New Delhi, Manju AB: The great Indian bank loot may be coming to an end. It may soon be difficult for defaulters like Vijay Mallya, Zoom Developers and others to run for judicial when a bank comes calling for recovery.
Defaulters may soon see their properties attached the moment a bank files a suit with the Debt recovery Tribunal (DRT), and a stay from the court may not be coming, if the finance ministry agrees to a bunch of suggestions from the bankers.

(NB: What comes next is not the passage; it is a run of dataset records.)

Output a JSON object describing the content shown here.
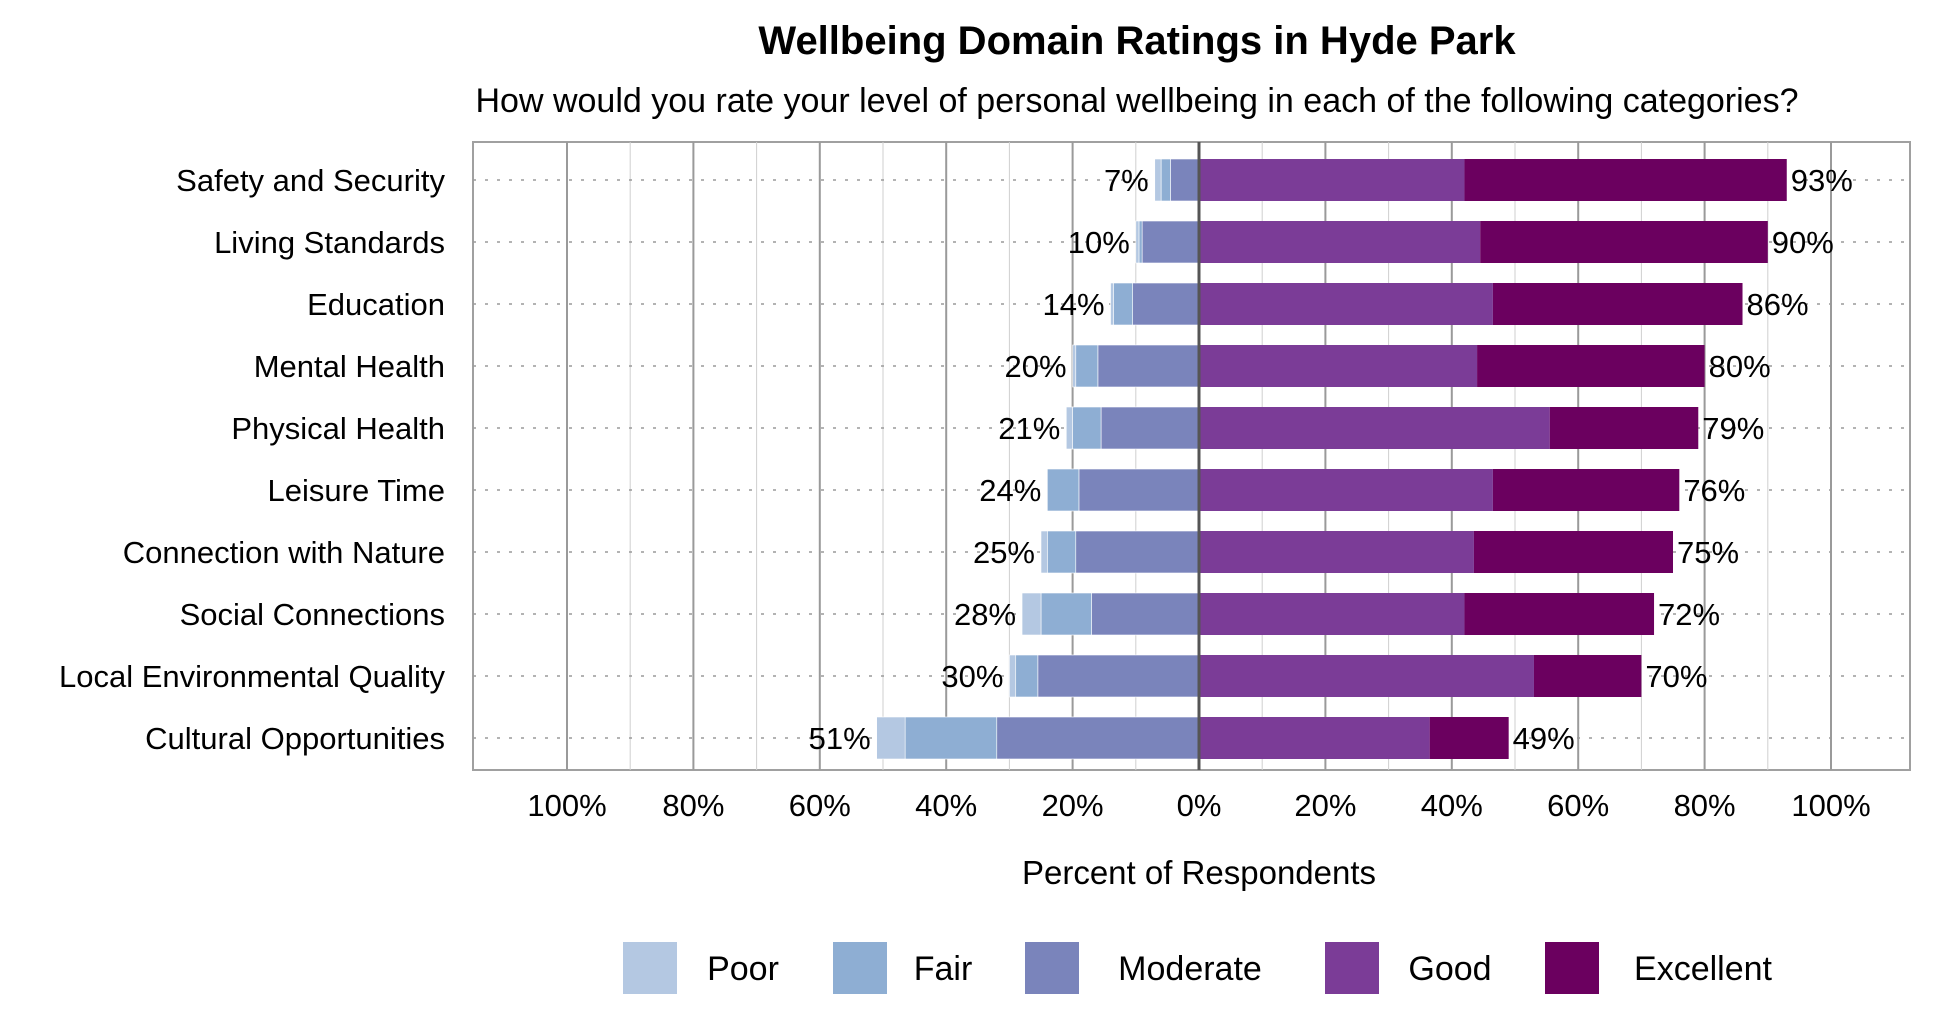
{
  "chart_data": {
    "type": "bar",
    "orientation": "horizontal-diverging",
    "title": "Wellbeing Domain Ratings in Hyde Park",
    "subtitle": "How would you rate your level of personal wellbeing in each of the following categories?",
    "xlabel": "Percent of Respondents",
    "xlim": [
      -100,
      100
    ],
    "xticks": [
      -100,
      -80,
      -60,
      -40,
      -20,
      0,
      20,
      40,
      60,
      80,
      100
    ],
    "xtick_labels": [
      "100%",
      "80%",
      "60%",
      "40%",
      "20%",
      "0%",
      "20%",
      "40%",
      "60%",
      "80%",
      "100%"
    ],
    "grid": true,
    "legend_position": "bottom",
    "categories": [
      "Safety and Security",
      "Living Standards",
      "Education",
      "Mental Health",
      "Physical Health",
      "Leisure Time",
      "Connection with Nature",
      "Social Connections",
      "Local Environmental Quality",
      "Cultural Opportunities"
    ],
    "series": [
      {
        "name": "Poor",
        "side": "negative",
        "color": "#b4c8e2",
        "values": [
          1,
          0.5,
          0.5,
          0.5,
          1,
          0,
          1,
          3,
          1,
          4.5
        ]
      },
      {
        "name": "Fair",
        "side": "negative",
        "color": "#8eaed3",
        "values": [
          1.5,
          0.5,
          3,
          3.5,
          4.5,
          5,
          4.5,
          8,
          3.5,
          14.5
        ]
      },
      {
        "name": "Moderate",
        "side": "negative",
        "color": "#7a84bb",
        "values": [
          4.5,
          9,
          10.5,
          16,
          15.5,
          19,
          19.5,
          17,
          25.5,
          32
        ]
      },
      {
        "name": "Good",
        "side": "positive",
        "color": "#7b3c97",
        "values": [
          42,
          44.5,
          46.5,
          44,
          55.5,
          46.5,
          43.5,
          42,
          53,
          36.5
        ]
      },
      {
        "name": "Excellent",
        "side": "positive",
        "color": "#6b005f",
        "values": [
          51,
          45.5,
          39.5,
          36,
          23.5,
          29.5,
          31.5,
          30,
          17,
          12.5
        ]
      }
    ],
    "negative_totals": [
      "7%",
      "10%",
      "14%",
      "20%",
      "21%",
      "24%",
      "25%",
      "28%",
      "30%",
      "51%"
    ],
    "positive_totals": [
      "93%",
      "90%",
      "86%",
      "80%",
      "79%",
      "76%",
      "75%",
      "72%",
      "70%",
      "49%"
    ]
  }
}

The other major request by banks is to ease the regulation for legal heirs to take over in cases the borrower dies when the recovery process is on. Legal heir substitution is a major hurdle in many recovery cases. Easing the law will make it easier for legal heirs to take charge of both the properties company and also any liability that the company may have with the banks.
What’s happening now?
Right now, when a bank initiates recovery process, borrowers take shelter under various courts of law by getting a stay. A senior officer with a public sector bank said, “The legal process is such that cases never get resolved and banks are forced to clean up their balance-sheet by writing off loans. It will be a big drag on our profitability”.
So, what are banks planning?
Banks have asked the finance ministry to make necessary changes in legislation so that “stays” from courts or those granted by the tribunal are conditional or time-bound or both. Banks, under the aegis of the Indian Banks’ Association (IBA), have asked the finance ministry to make changes in the SARFAESI (Securitisation and Reconstruction of Financial Assets and Enforcement of Security Interest) Act, 2002,and the Debt Recovery Tribunal.

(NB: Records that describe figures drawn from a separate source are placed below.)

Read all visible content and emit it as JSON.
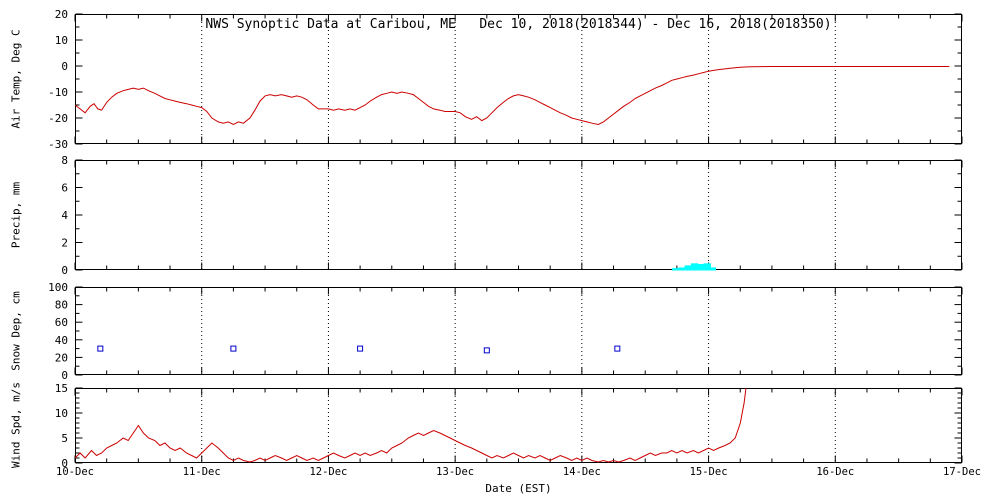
{
  "title": "NWS Synoptic Data at Caribou, ME   Dec 10, 2018(2018344) - Dec 16, 2018(2018350)",
  "xlabel": "Date (EST)",
  "x_ticks": [
    "10-Dec",
    "11-Dec",
    "12-Dec",
    "13-Dec",
    "14-Dec",
    "15-Dec",
    "16-Dec",
    "17-Dec"
  ],
  "colors": {
    "temp_line": "#cc0000",
    "wind_line": "#cc0000",
    "precip_bar": "#00ffff",
    "snow_marker": "#0000cc",
    "axis": "#000000",
    "grid": "#000000",
    "background": "#ffffff"
  },
  "chart_data": [
    {
      "type": "line",
      "name": "air-temp",
      "ylabel": "Air Temp, Deg C",
      "ylim": [
        -30,
        20
      ],
      "yticks": [
        -30,
        -20,
        -10,
        0,
        10,
        20
      ],
      "yminor": 5,
      "color": "#cc0000",
      "points": [
        [
          0.0,
          -15.0
        ],
        [
          0.04,
          -16.5
        ],
        [
          0.08,
          -18.0
        ],
        [
          0.12,
          -15.5
        ],
        [
          0.15,
          -14.5
        ],
        [
          0.18,
          -16.5
        ],
        [
          0.21,
          -17.0
        ],
        [
          0.25,
          -14.0
        ],
        [
          0.29,
          -12.0
        ],
        [
          0.33,
          -10.5
        ],
        [
          0.38,
          -9.5
        ],
        [
          0.42,
          -9.0
        ],
        [
          0.46,
          -8.5
        ],
        [
          0.5,
          -9.0
        ],
        [
          0.54,
          -8.5
        ],
        [
          0.58,
          -9.5
        ],
        [
          0.63,
          -10.5
        ],
        [
          0.67,
          -11.5
        ],
        [
          0.71,
          -12.5
        ],
        [
          0.75,
          -13.0
        ],
        [
          0.79,
          -13.5
        ],
        [
          0.83,
          -14.0
        ],
        [
          0.88,
          -14.5
        ],
        [
          0.92,
          -15.0
        ],
        [
          0.96,
          -15.5
        ],
        [
          1.0,
          -16.0
        ],
        [
          1.04,
          -17.5
        ],
        [
          1.08,
          -20.0
        ],
        [
          1.13,
          -21.5
        ],
        [
          1.17,
          -22.0
        ],
        [
          1.21,
          -21.5
        ],
        [
          1.25,
          -22.5
        ],
        [
          1.29,
          -21.5
        ],
        [
          1.33,
          -22.0
        ],
        [
          1.38,
          -20.0
        ],
        [
          1.42,
          -17.0
        ],
        [
          1.46,
          -13.5
        ],
        [
          1.5,
          -11.5
        ],
        [
          1.54,
          -11.0
        ],
        [
          1.58,
          -11.5
        ],
        [
          1.63,
          -11.0
        ],
        [
          1.67,
          -11.5
        ],
        [
          1.71,
          -12.0
        ],
        [
          1.75,
          -11.5
        ],
        [
          1.79,
          -12.0
        ],
        [
          1.83,
          -13.0
        ],
        [
          1.88,
          -15.0
        ],
        [
          1.92,
          -16.5
        ],
        [
          1.96,
          -16.5
        ],
        [
          2.0,
          -16.5
        ],
        [
          2.04,
          -17.0
        ],
        [
          2.08,
          -16.5
        ],
        [
          2.13,
          -17.0
        ],
        [
          2.17,
          -16.5
        ],
        [
          2.21,
          -17.0
        ],
        [
          2.25,
          -16.0
        ],
        [
          2.29,
          -15.0
        ],
        [
          2.33,
          -13.5
        ],
        [
          2.38,
          -12.0
        ],
        [
          2.42,
          -11.0
        ],
        [
          2.46,
          -10.5
        ],
        [
          2.5,
          -10.0
        ],
        [
          2.54,
          -10.5
        ],
        [
          2.58,
          -10.0
        ],
        [
          2.63,
          -10.5
        ],
        [
          2.67,
          -11.0
        ],
        [
          2.71,
          -12.5
        ],
        [
          2.75,
          -14.0
        ],
        [
          2.79,
          -15.5
        ],
        [
          2.83,
          -16.5
        ],
        [
          2.88,
          -17.0
        ],
        [
          2.92,
          -17.5
        ],
        [
          2.96,
          -17.5
        ],
        [
          3.0,
          -17.5
        ],
        [
          3.04,
          -18.0
        ],
        [
          3.08,
          -19.5
        ],
        [
          3.13,
          -20.5
        ],
        [
          3.17,
          -19.5
        ],
        [
          3.21,
          -21.0
        ],
        [
          3.25,
          -20.0
        ],
        [
          3.29,
          -18.0
        ],
        [
          3.33,
          -16.0
        ],
        [
          3.38,
          -14.0
        ],
        [
          3.42,
          -12.5
        ],
        [
          3.46,
          -11.5
        ],
        [
          3.5,
          -11.0
        ],
        [
          3.54,
          -11.5
        ],
        [
          3.58,
          -12.0
        ],
        [
          3.63,
          -13.0
        ],
        [
          3.67,
          -14.0
        ],
        [
          3.71,
          -15.0
        ],
        [
          3.75,
          -16.0
        ],
        [
          3.79,
          -17.0
        ],
        [
          3.83,
          -18.0
        ],
        [
          3.88,
          -19.0
        ],
        [
          3.92,
          -20.0
        ],
        [
          3.96,
          -20.5
        ],
        [
          4.0,
          -21.0
        ],
        [
          4.04,
          -21.5
        ],
        [
          4.08,
          -22.0
        ],
        [
          4.13,
          -22.5
        ],
        [
          4.17,
          -21.5
        ],
        [
          4.21,
          -20.0
        ],
        [
          4.25,
          -18.5
        ],
        [
          4.29,
          -17.0
        ],
        [
          4.33,
          -15.5
        ],
        [
          4.38,
          -14.0
        ],
        [
          4.42,
          -12.5
        ],
        [
          4.46,
          -11.5
        ],
        [
          4.5,
          -10.5
        ],
        [
          4.54,
          -9.5
        ],
        [
          4.58,
          -8.5
        ],
        [
          4.63,
          -7.5
        ],
        [
          4.67,
          -6.5
        ],
        [
          4.71,
          -5.5
        ],
        [
          4.75,
          -5.0
        ],
        [
          4.79,
          -4.5
        ],
        [
          4.83,
          -4.0
        ],
        [
          4.88,
          -3.5
        ],
        [
          4.92,
          -3.0
        ],
        [
          4.96,
          -2.5
        ],
        [
          5.0,
          -2.0
        ],
        [
          5.04,
          -1.7
        ],
        [
          5.08,
          -1.4
        ],
        [
          5.13,
          -1.1
        ],
        [
          5.17,
          -0.9
        ],
        [
          5.21,
          -0.7
        ],
        [
          5.25,
          -0.5
        ],
        [
          5.29,
          -0.4
        ],
        [
          5.33,
          -0.3
        ],
        [
          5.5,
          -0.2
        ],
        [
          5.75,
          -0.2
        ],
        [
          6.0,
          -0.2
        ],
        [
          6.25,
          -0.2
        ],
        [
          6.5,
          -0.2
        ],
        [
          6.75,
          -0.2
        ],
        [
          6.9,
          -0.2
        ]
      ]
    },
    {
      "type": "bar",
      "name": "precip",
      "ylabel": "Precip, mm",
      "ylim": [
        0,
        8
      ],
      "yticks": [
        0,
        2,
        4,
        6,
        8
      ],
      "yminor": 1,
      "color": "#00ffff",
      "bar_width_days": 0.05,
      "points": [
        [
          4.74,
          0.1
        ],
        [
          4.79,
          0.15
        ],
        [
          4.84,
          0.3
        ],
        [
          4.89,
          0.45
        ],
        [
          4.94,
          0.4
        ],
        [
          4.99,
          0.45
        ],
        [
          5.03,
          0.15
        ]
      ]
    },
    {
      "type": "scatter",
      "name": "snow-depth",
      "ylabel": "Snow Dep, cm",
      "ylim": [
        0,
        100
      ],
      "yticks": [
        0,
        20,
        40,
        60,
        80,
        100
      ],
      "yminor": 10,
      "color": "#0000cc",
      "points": [
        [
          0.2,
          30
        ],
        [
          1.25,
          30
        ],
        [
          2.25,
          30
        ],
        [
          3.25,
          28
        ],
        [
          4.28,
          30
        ]
      ]
    },
    {
      "type": "line",
      "name": "wind-speed",
      "ylabel": "Wind Spd, m/s",
      "ylim": [
        0,
        15
      ],
      "yticks": [
        0,
        5,
        10,
        15
      ],
      "yminor": 1,
      "color": "#cc0000",
      "points": [
        [
          0.0,
          1.0
        ],
        [
          0.04,
          2.0
        ],
        [
          0.08,
          1.0
        ],
        [
          0.13,
          2.5
        ],
        [
          0.17,
          1.5
        ],
        [
          0.21,
          2.0
        ],
        [
          0.25,
          3.0
        ],
        [
          0.29,
          3.5
        ],
        [
          0.33,
          4.0
        ],
        [
          0.38,
          5.0
        ],
        [
          0.42,
          4.5
        ],
        [
          0.46,
          6.0
        ],
        [
          0.5,
          7.5
        ],
        [
          0.54,
          6.0
        ],
        [
          0.58,
          5.0
        ],
        [
          0.63,
          4.5
        ],
        [
          0.67,
          3.5
        ],
        [
          0.71,
          4.0
        ],
        [
          0.75,
          3.0
        ],
        [
          0.79,
          2.5
        ],
        [
          0.83,
          3.0
        ],
        [
          0.88,
          2.0
        ],
        [
          0.92,
          1.5
        ],
        [
          0.96,
          1.0
        ],
        [
          1.0,
          2.0
        ],
        [
          1.04,
          3.0
        ],
        [
          1.08,
          4.0
        ],
        [
          1.13,
          3.0
        ],
        [
          1.17,
          2.0
        ],
        [
          1.21,
          1.0
        ],
        [
          1.25,
          0.5
        ],
        [
          1.29,
          1.0
        ],
        [
          1.33,
          0.5
        ],
        [
          1.38,
          0.2
        ],
        [
          1.42,
          0.5
        ],
        [
          1.46,
          1.0
        ],
        [
          1.5,
          0.5
        ],
        [
          1.54,
          1.0
        ],
        [
          1.58,
          1.5
        ],
        [
          1.63,
          1.0
        ],
        [
          1.67,
          0.5
        ],
        [
          1.71,
          1.0
        ],
        [
          1.75,
          1.5
        ],
        [
          1.79,
          1.0
        ],
        [
          1.83,
          0.5
        ],
        [
          1.88,
          1.0
        ],
        [
          1.92,
          0.5
        ],
        [
          1.96,
          1.0
        ],
        [
          2.0,
          1.5
        ],
        [
          2.04,
          2.0
        ],
        [
          2.08,
          1.5
        ],
        [
          2.13,
          1.0
        ],
        [
          2.17,
          1.5
        ],
        [
          2.21,
          2.0
        ],
        [
          2.25,
          1.5
        ],
        [
          2.29,
          2.0
        ],
        [
          2.33,
          1.5
        ],
        [
          2.38,
          2.0
        ],
        [
          2.42,
          2.5
        ],
        [
          2.46,
          2.0
        ],
        [
          2.5,
          3.0
        ],
        [
          2.54,
          3.5
        ],
        [
          2.58,
          4.0
        ],
        [
          2.63,
          5.0
        ],
        [
          2.67,
          5.5
        ],
        [
          2.71,
          6.0
        ],
        [
          2.75,
          5.5
        ],
        [
          2.79,
          6.0
        ],
        [
          2.83,
          6.5
        ],
        [
          2.88,
          6.0
        ],
        [
          2.92,
          5.5
        ],
        [
          2.96,
          5.0
        ],
        [
          3.0,
          4.5
        ],
        [
          3.04,
          4.0
        ],
        [
          3.08,
          3.5
        ],
        [
          3.13,
          3.0
        ],
        [
          3.17,
          2.5
        ],
        [
          3.21,
          2.0
        ],
        [
          3.25,
          1.5
        ],
        [
          3.29,
          1.0
        ],
        [
          3.33,
          1.5
        ],
        [
          3.38,
          1.0
        ],
        [
          3.42,
          1.5
        ],
        [
          3.46,
          2.0
        ],
        [
          3.5,
          1.5
        ],
        [
          3.54,
          1.0
        ],
        [
          3.58,
          1.5
        ],
        [
          3.63,
          1.0
        ],
        [
          3.67,
          1.5
        ],
        [
          3.71,
          1.0
        ],
        [
          3.75,
          0.5
        ],
        [
          3.79,
          1.0
        ],
        [
          3.83,
          1.5
        ],
        [
          3.88,
          1.0
        ],
        [
          3.92,
          0.5
        ],
        [
          3.96,
          1.0
        ],
        [
          4.0,
          0.5
        ],
        [
          4.04,
          1.0
        ],
        [
          4.08,
          0.5
        ],
        [
          4.13,
          0.2
        ],
        [
          4.17,
          0.5
        ],
        [
          4.21,
          0.2
        ],
        [
          4.25,
          0.5
        ],
        [
          4.29,
          0.2
        ],
        [
          4.33,
          0.5
        ],
        [
          4.38,
          1.0
        ],
        [
          4.42,
          0.5
        ],
        [
          4.46,
          1.0
        ],
        [
          4.5,
          1.5
        ],
        [
          4.54,
          2.0
        ],
        [
          4.58,
          1.5
        ],
        [
          4.63,
          2.0
        ],
        [
          4.67,
          2.0
        ],
        [
          4.71,
          2.5
        ],
        [
          4.75,
          2.0
        ],
        [
          4.79,
          2.5
        ],
        [
          4.83,
          2.0
        ],
        [
          4.88,
          2.5
        ],
        [
          4.92,
          2.0
        ],
        [
          4.96,
          2.5
        ],
        [
          5.0,
          3.0
        ],
        [
          5.04,
          2.5
        ],
        [
          5.08,
          3.0
        ],
        [
          5.13,
          3.5
        ],
        [
          5.17,
          4.0
        ],
        [
          5.21,
          5.0
        ],
        [
          5.25,
          8.0
        ],
        [
          5.28,
          12.0
        ],
        [
          5.3,
          16.0
        ]
      ]
    }
  ]
}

What will the new law mean?
The new law will allow banks to attach a defaulter’s properties and other securities, once a lender files a case with the tribunal. MV Tanksale, CEO, IBA, told DNA: “For a speedier recovery mechanism, we have asked the finance ministry to tighten the SARFAESI and the DRT laws, so that judicial interventions are limited and banks can undertake the recovery process without interruptions.”
How much loans have been written off?
Public sector banks have written off loans worth Rs 1,06,170 crore in the last five years, minister of state for finance Jayant Sinha told the Rajya Sabha on Tuesday. Sinha also said that 1,600 cases of wilful defaults have been filed with debt recovery tribunals in the last three years up to March 2014. There are 50,000 cases pending with DRTs and still counting. Thousands of crores are locked up in litigations.
How many defaulters are there?
All India Bank Employees Union, in June, released a list of 406 loan defaulters who together owed over Rs 70,000 crore to the banking system and are facing legal action. Banks are also grappling with bad loans of over Rs 2 lakh crore and stressed assets of almost an equal number.